Ethique et tac, les ventes de VW s’envolent

Sérieusement ! Vous aviez vraiment cru que les automobilistes allaient se détourner des belles Allemandes pour une bête histoire de logiciels truqueurs destinés à flouer les autorités ? Reprenez les éditoriaux et les articles de fond parus lorsque le scandale était au plus vif : la plupart des commentateurs s’accordaient à dire que ça allait faire mal pour la firme de Wolfsburg, de manière durable. J’ai bien essayé, autour de moi, de rappeler les raisons qui poussent les acheteurs à choisir telle ou telle marque, c’était peine perdue. «Non, mais tu te rends compte ? Les gens ne vont pas laisser passer ça ! Aujourd’hui, l’éthique guide de plus en plus les choix des consommateurs !». J’aimerais beaucoup que cela soit vrai, mais les consommateurs demeurent majoritairement motivés par des considérations égoïstes ou opportunistes.
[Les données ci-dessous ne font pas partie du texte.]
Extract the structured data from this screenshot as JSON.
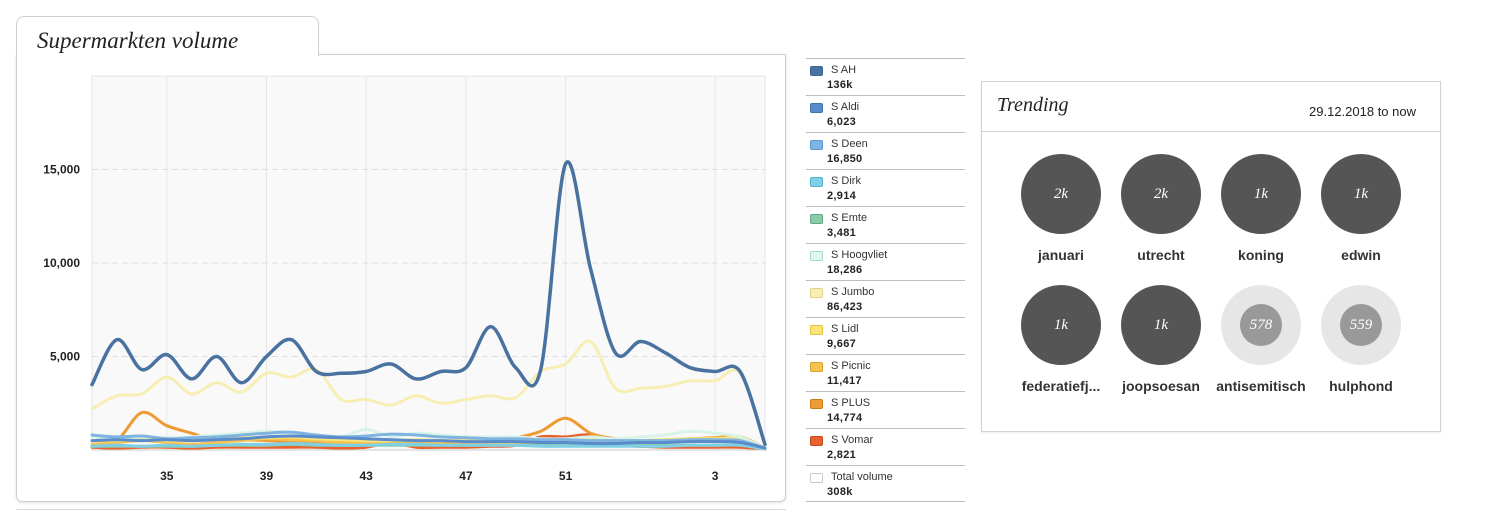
{
  "volume": {
    "title": "Supermarkten volume"
  },
  "chart_data": {
    "type": "line",
    "x": [
      32,
      33,
      34,
      35,
      36,
      37,
      38,
      39,
      40,
      41,
      42,
      43,
      44,
      45,
      46,
      47,
      48,
      49,
      50,
      51,
      52,
      53,
      54,
      1,
      2,
      3,
      4,
      5
    ],
    "x_ticks": [
      "35",
      "39",
      "43",
      "47",
      "51",
      "3"
    ],
    "y_ticks": [
      "5,000",
      "10,000",
      "15,000"
    ],
    "ylim": [
      0,
      20000
    ],
    "grid": true,
    "series": [
      {
        "name": "S AH",
        "color": "#4a72a0",
        "values": [
          3500,
          5900,
          4300,
          5100,
          3800,
          5000,
          3600,
          5000,
          5900,
          4200,
          4100,
          4200,
          4600,
          3800,
          4200,
          4400,
          6600,
          4400,
          4300,
          15300,
          9700,
          5200,
          5800,
          5200,
          4400,
          4200,
          4200,
          300
        ]
      },
      {
        "name": "S Aldi",
        "color": "#5a8ccc",
        "values": [
          500,
          550,
          500,
          550,
          500,
          550,
          600,
          700,
          750,
          700,
          650,
          600,
          550,
          500,
          500,
          450,
          450,
          450,
          400,
          400,
          350,
          350,
          400,
          400,
          450,
          450,
          400,
          100
        ]
      },
      {
        "name": "S Deen",
        "color": "#7fb3e0",
        "values": [
          800,
          700,
          750,
          600,
          650,
          700,
          800,
          900,
          950,
          800,
          700,
          750,
          850,
          800,
          700,
          650,
          600,
          600,
          550,
          550,
          500,
          500,
          500,
          500,
          550,
          550,
          500,
          100
        ]
      },
      {
        "name": "S Dirk",
        "color": "#7fd0e5",
        "values": [
          200,
          250,
          200,
          250,
          200,
          250,
          300,
          300,
          350,
          300,
          250,
          250,
          300,
          300,
          250,
          250,
          250,
          250,
          200,
          200,
          200,
          200,
          200,
          200,
          250,
          250,
          250,
          50
        ]
      },
      {
        "name": "S Emte",
        "color": "#8ccaa8",
        "values": [
          200,
          200,
          200,
          200,
          200,
          250,
          250,
          250,
          300,
          250,
          250,
          250,
          250,
          250,
          250,
          250,
          250,
          250,
          250,
          250,
          250,
          250,
          250,
          250,
          250,
          250,
          250,
          50
        ]
      },
      {
        "name": "S Hoogvliet",
        "color": "#d8f3e8",
        "values": [
          700,
          600,
          700,
          650,
          700,
          800,
          900,
          1000,
          900,
          800,
          700,
          1100,
          700,
          900,
          800,
          700,
          700,
          700,
          600,
          600,
          700,
          600,
          700,
          800,
          1000,
          900,
          700,
          100
        ]
      },
      {
        "name": "S Jumbo",
        "color": "#f7eeb4",
        "values": [
          2200,
          2900,
          3000,
          3900,
          3000,
          3600,
          3100,
          4100,
          3900,
          4300,
          2700,
          2700,
          2400,
          2900,
          2500,
          2700,
          2900,
          2800,
          4200,
          4600,
          5800,
          3300,
          3300,
          3400,
          3700,
          3700,
          4100,
          300
        ]
      },
      {
        "name": "S Lidl",
        "color": "#f9e57c",
        "values": [
          500,
          500,
          550,
          500,
          500,
          600,
          650,
          650,
          700,
          600,
          550,
          500,
          500,
          550,
          500,
          500,
          450,
          450,
          500,
          500,
          550,
          500,
          500,
          550,
          600,
          600,
          600,
          100
        ]
      },
      {
        "name": "S Picnic",
        "color": "#f6c350",
        "values": [
          300,
          400,
          500,
          400,
          300,
          400,
          500,
          600,
          550,
          500,
          400,
          400,
          400,
          400,
          350,
          350,
          350,
          350,
          400,
          400,
          400,
          350,
          350,
          500,
          600,
          600,
          650,
          100
        ]
      },
      {
        "name": "S PLUS",
        "color": "#ef9b35",
        "values": [
          200,
          500,
          2000,
          1300,
          900,
          500,
          550,
          500,
          450,
          400,
          400,
          500,
          450,
          300,
          350,
          400,
          500,
          650,
          1000,
          1700,
          900,
          600,
          500,
          550,
          600,
          650,
          700,
          100
        ]
      },
      {
        "name": "S Vomar",
        "color": "#e8622c",
        "values": [
          150,
          100,
          150,
          150,
          100,
          150,
          150,
          150,
          150,
          150,
          100,
          150,
          400,
          150,
          150,
          150,
          200,
          250,
          700,
          700,
          800,
          300,
          200,
          150,
          150,
          150,
          150,
          50
        ]
      }
    ]
  },
  "legend": [
    {
      "name": "S AH",
      "value": "136k",
      "color": "#3e6593",
      "fill": "#4a72a0"
    },
    {
      "name": "S Aldi",
      "value": "6,023",
      "color": "#3f73b0",
      "fill": "#5a8ccc"
    },
    {
      "name": "S Deen",
      "value": "16,850",
      "color": "#5698d4",
      "fill": "#7fb3e0"
    },
    {
      "name": "S Dirk",
      "value": "2,914",
      "color": "#4fb2cc",
      "fill": "#7fd0e5"
    },
    {
      "name": "S Emte",
      "value": "3,481",
      "color": "#5fab84",
      "fill": "#8ccaa8"
    },
    {
      "name": "S Hoogvliet",
      "value": "18,286",
      "color": "#a5dcc6",
      "fill": "#e2f7ee"
    },
    {
      "name": "S Jumbo",
      "value": "86,423",
      "color": "#e0d48a",
      "fill": "#f7eeb4"
    },
    {
      "name": "S Lidl",
      "value": "9,667",
      "color": "#e0c43c",
      "fill": "#f9e57c"
    },
    {
      "name": "S Picnic",
      "value": "11,417",
      "color": "#d9a22a",
      "fill": "#f6c350"
    },
    {
      "name": "S PLUS",
      "value": "14,774",
      "color": "#cf7a18",
      "fill": "#ef9b35"
    },
    {
      "name": "S Vomar",
      "value": "2,821",
      "color": "#c44a1a",
      "fill": "#e8622c"
    },
    {
      "name": "Total volume",
      "value": "308k",
      "color": "#c8c8c8",
      "fill": "#ffffff"
    }
  ],
  "trending": {
    "title": "Trending",
    "range": "29.12.2018 to now",
    "items": [
      {
        "label": "januari",
        "count": "2k",
        "style": "dark"
      },
      {
        "label": "utrecht",
        "count": "2k",
        "style": "dark"
      },
      {
        "label": "koning",
        "count": "1k",
        "style": "dark"
      },
      {
        "label": "edwin",
        "count": "1k",
        "style": "dark"
      },
      {
        "label": "federatiefj...",
        "count": "1k",
        "style": "dark"
      },
      {
        "label": "joopsoesan",
        "count": "1k",
        "style": "dark"
      },
      {
        "label": "antisemitisch",
        "count": "578",
        "style": "light"
      },
      {
        "label": "hulphond",
        "count": "559",
        "style": "light"
      }
    ]
  }
}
De très beaux contre-exemples existent, avec des marques dont le succès se construit sur des principes éthiques et durables, mais le chemin est encore long.

VW, Audi, Mercedes, Porsche, voire Opel, sont des enseignes qui ont construit leur réputation, depuis qu’elles existent, sur des valeurs immuables : fiabilité, sécurité, sobriété, etc. Pour tout le monde, les Allemandes, c’est du solide. Le marché de l’occasion ne s’y trompe pas, si on en juge par la cote tendanciellement plus élevée des marques germaniques par rapport à leurs concurrentes nippones. Sans parler des voitures françaises, italiennes ou américaines qui désespèrent traditionnellement leurs détenteurs à l’heure de la revente. Un logiciel truqueur n’est qu’une protubérance repoussante, facile à séparer de la machine d’un coup de scalpel net et définitif. Une opération cosmétique qui ne touche en rien le cœur, l’ADN de marques reconnues pour leurs qualités mécaniques. Certains en sont profondément convaincus : les voitures italiennes sont peu fiables, les designers japonais sont mauvais ou les constructeurs français privilégient le design à la qualité. Alors oui, la confiance envers VW a été écornée, mais au final, lorsque ces automobilistes envisagent l’achat de leur prochain carrosse, ils continuent de voir les voitures allemandes comme des «valeurs sures».

A mon sens, le public associe de tels scandales davantage aux personnes qui étaient aux commandes de l’entreprise qu’à la marque elle-même. En d’autres termes, tout comme pour les logiciels en cause, le départ des supposés fautifs et les procès en cours ont un pouvoir nettoyant similaire à celui des stations de lavage. Un peu de boue sur vos jantes, quelques rayures légères sur vos portières et votre capot ? Un passage dans le car-wash, un bon coup de polish et tout est oublié ! Ainsi, il n’y a rien de surprenant à constater que les ventes de Volkswagen ont repris leur marche triomphante, après le léger tassement de quelques mois suivant la médiatisation du scandale et quelques effets boursiers passagers. Au-delà du cas VW, la liste des tricheurs est en train de s’allonger, mais rien ne permet de supposer que l’équilibre des forces sur la scène automobile internationale en sera profondément modifié.

Si ces scandales avaient lieu dans le domaine alimentaire ou dans celui de la santé et qu’ils présentaient des dangers – même potentiels – pour les consommateurs, il en serait tout autrement. Et là aussi, au-delà de l’éthique, ce sont avant tout des considérations personnelles (« ma santé ») qui motiveraient les consommateurs à se détourner des marques incriminées. Soyons toutefois optimistes : l’éthique s’impose progressivement parmi les critères de choix des consommateurs, surtout dans les économies riches et parmi les jeunes, ce qui permet de nourrir des espoirs raisonnables.

Daniel Herrera

Daniel Herrera a été responsable des relations publiques de Nestlé Suisse, puis DirCom de la BCV, de l’America’s Cup, de Romande Energie et de Kudelski. Il a fondé et dirigé YJOO Communications Lausanne de fin 2011 jusqu’à mai 2014 et il est responsable de la communication institutionnelle du Groupe Assura depuis juin 2015. Ses dadas: accompagnement du changement, relations médias, événementiel et communication de crise.